Additionally, these three classes of beer correspond to the three major categories of brewing yeast: ale yeast of the non-Belgian type, lager yeast, and Belgian yeast. Unsurprisingly, the glassware from each region tends to highlight the best parts of the characteristic beer brewed from that region’s yeast. So, lagers’ delicate flavors are protected by the Pilsner glass, while the bigger bowl of the tulip highlights the complex aromatics produced by Belgian yeasts.
Left to right: pub glass, Pilsner, tulip
Because these glasses map indirectly to different yeast, we have re-named the pub glass and tulip in-house as “ale glass” and “Belgian glass”. Probably I should just go ahead re-name the Pilsner glass as a “lager glass” to complete the process. This nomenclature makes it easier for the team to remember which beer goes in which glass — if the beer is an ale, it goes in the ale glass.

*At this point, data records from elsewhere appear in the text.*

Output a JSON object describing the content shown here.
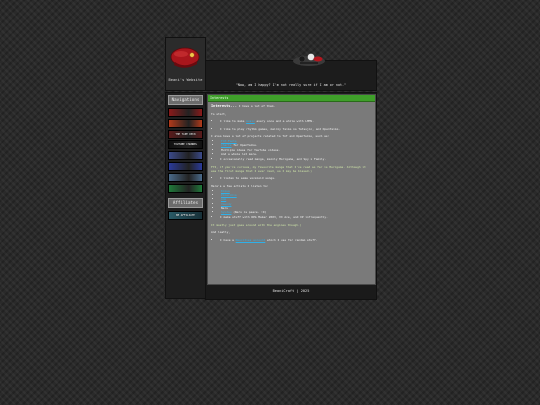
{
  "site": {
    "title": "Beani's Website",
    "quote": "\"Now, am I happy? I'm not really sure if I am or not.\""
  },
  "sidebar": {
    "navigation_heading": "Navigations",
    "nav_buttons": [
      {
        "label": "",
        "color": "#8a1a1a"
      },
      {
        "label": "",
        "color": "#b23a1a"
      },
      {
        "label": "THE TAPE DECK",
        "color": "#5a1a1a"
      },
      {
        "label": "YOUTUBE CHANNEL",
        "color": "#101010"
      },
      {
        "label": "",
        "color": "#3b4a8a"
      },
      {
        "label": "",
        "color": "#2a3a9a"
      },
      {
        "label": "",
        "color": "#4a6a8a"
      },
      {
        "label": "",
        "color": "#1f7a3a"
      }
    ],
    "affiliates_heading": "Affiliates",
    "affiliate_button": {
      "label": "BE AFFILIATE",
      "color": "#2a5a66"
    }
  },
  "tab": {
    "label": "Interests"
  },
  "content": {
    "intro_heading": "Interests...",
    "intro_rest": " I have a lot of them.",
    "to_start": "To start,",
    "b1_pre": "I like to make ",
    "b1_link": "music",
    "b1_post": " every once and a while with LMMS.",
    "b2": "I like to play rhythm games, mainly Taiko no Tatsujin, and OpenTaiko.",
    "projects_intro": "I also have a lot of projects related to TnT and OpenTaiko, such as:",
    "projects": [
      {
        "link": "TnT Fonts",
        "text": ""
      },
      {
        "link": "Charts",
        "text": " for OpenTaiko."
      },
      {
        "link": "",
        "text": "Multiple ideas for YouTube videos."
      },
      {
        "link": "",
        "text": "And a whole lot more."
      }
    ],
    "b3": "I occasionally read manga, mainly Moriguma, and Spy x Family.",
    "greentext": "FYI, if you're curious, my favourite manga that I've read so far is Moriguma. Although it was the first manga that I ever read, so I may be biased.)",
    "b4": "I listen to some vocaloid songs.",
    "artists_intro": "Here's a few artists I listen to:",
    "artists": [
      {
        "link": "Kikuo",
        "text": ""
      },
      {
        "link": "Pinocchio",
        "text": ""
      },
      {
        "link": "Ado",
        "text": ""
      },
      {
        "link": "Vaundy",
        "text": ""
      },
      {
        "link": "",
        "text": "Neru"
      },
      {
        "link": "Syudou",
        "text": " (Neru is peace. :D)"
      }
    ],
    "b5": "I make stuff with RPG Maker 2003, VX Ace, and XP infrequently.",
    "gametext": "It mostly just goes around with the engines though.)",
    "lastly": "And lastly,",
    "b6_pre": "I have a ",
    "b6_link": "Neocities account",
    "b6_post": " which I use for random stuff."
  },
  "footer": {
    "text": "BeaniCraft | 2025"
  }
}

If it’s brewed with lager yeast — even if it’s a black beer like Death & Taxes — it goes in a pilsner glass. If it’s a Belgian style, including sours and fruit beers, it goes in the Belgian glass.
Certain mapping gets a little more complex. Hefeweizen style wheat-beers, being a German style beer typically served in tall skinny glasses, gets a Pilsner. Kölsch is an ale brewed in the style of a light German lager, and we give it a Pilsner glass; while California Common is a lager brewed at ale temperatures, and we also give it a Pilsner glass. In both of these latter cases, the delicate nature of the beer trumps the question of whether it’s at base an ale or lager.

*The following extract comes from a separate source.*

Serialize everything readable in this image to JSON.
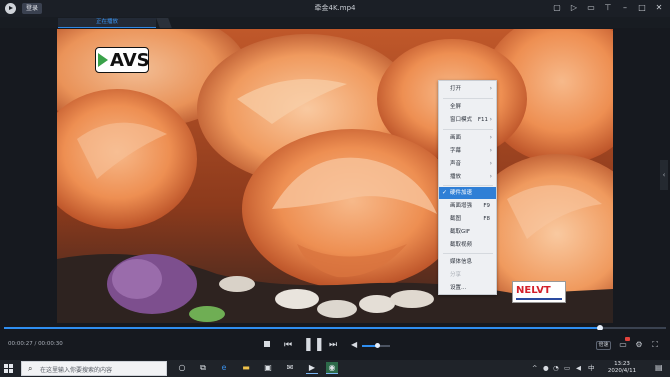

Other one-off style choices I’ve made: Scottish styles, traditionally served in a Thistle glass, gets a tulip on the basis that it’s the closest shape. Belgian-style witbier get a tulip, too, in my world, even though a Pilsner might be just as appropriate. I like the way that the tulip glass emphasizes the spice notes of the witbier (and also of Saisons).
We chose tulips that are a little smaller than our other glasses — they are about 13.2 ounces rather than the 16 ounces of our ale and Pilsner glasses. Once the head is calculated out, our tulip pour is about 11 ounces (we advertise it as 10) and our ale and pilsner pour is about 15 ounces (we advertise it at 14). I like having smaller tulips because many Belgian-style beers tend to be a little more intense — and a little more expensive — than other styles, so a slightly smaller portion size is more enjoyable both for the drinking and the wallet.
For similar reasons, we’ll put almost any beer over 8% ABV in a tulip, even if it’s an IPA type or a lager (typically that would be a double or triple IPL). I just think when you’re drinking a 10% beer, 11 ounces per serving is plenty, it’s almost as much alcohol as two glasses of European white wine. Plus beers this strong tend to have strong, complex aromatics and show best at warmer temperatures, both of which play to the strengths of the tulip glass.
DOING IT YOURSELF
The specific glassware we use are the following:
English Pub (Ale) Glass: Libbey 14806HT Nonic 16 oz pub glass
Pilsner Glass: Cardinal 4900 Arcoroc 16 oz Martigues
Tulip: Bormioli Executive 13.2 oz tulip
You can typically buy these glasses via special order from any restaurant supply or tableware store.
Additionally, I recommend always using a glass rinser before serving. You can get these through Micromatic or your draft system installer can get it (and install it) for you.
Also, of course, no matter how good your glassware is, you’ll still have quality problems if your lines are dirty or your team isn’t pouring beers well. So it’s important to stay on top of those issues as well. But if you get all three of these elements in place, I guarantee that your customers will notice how much better their beers are!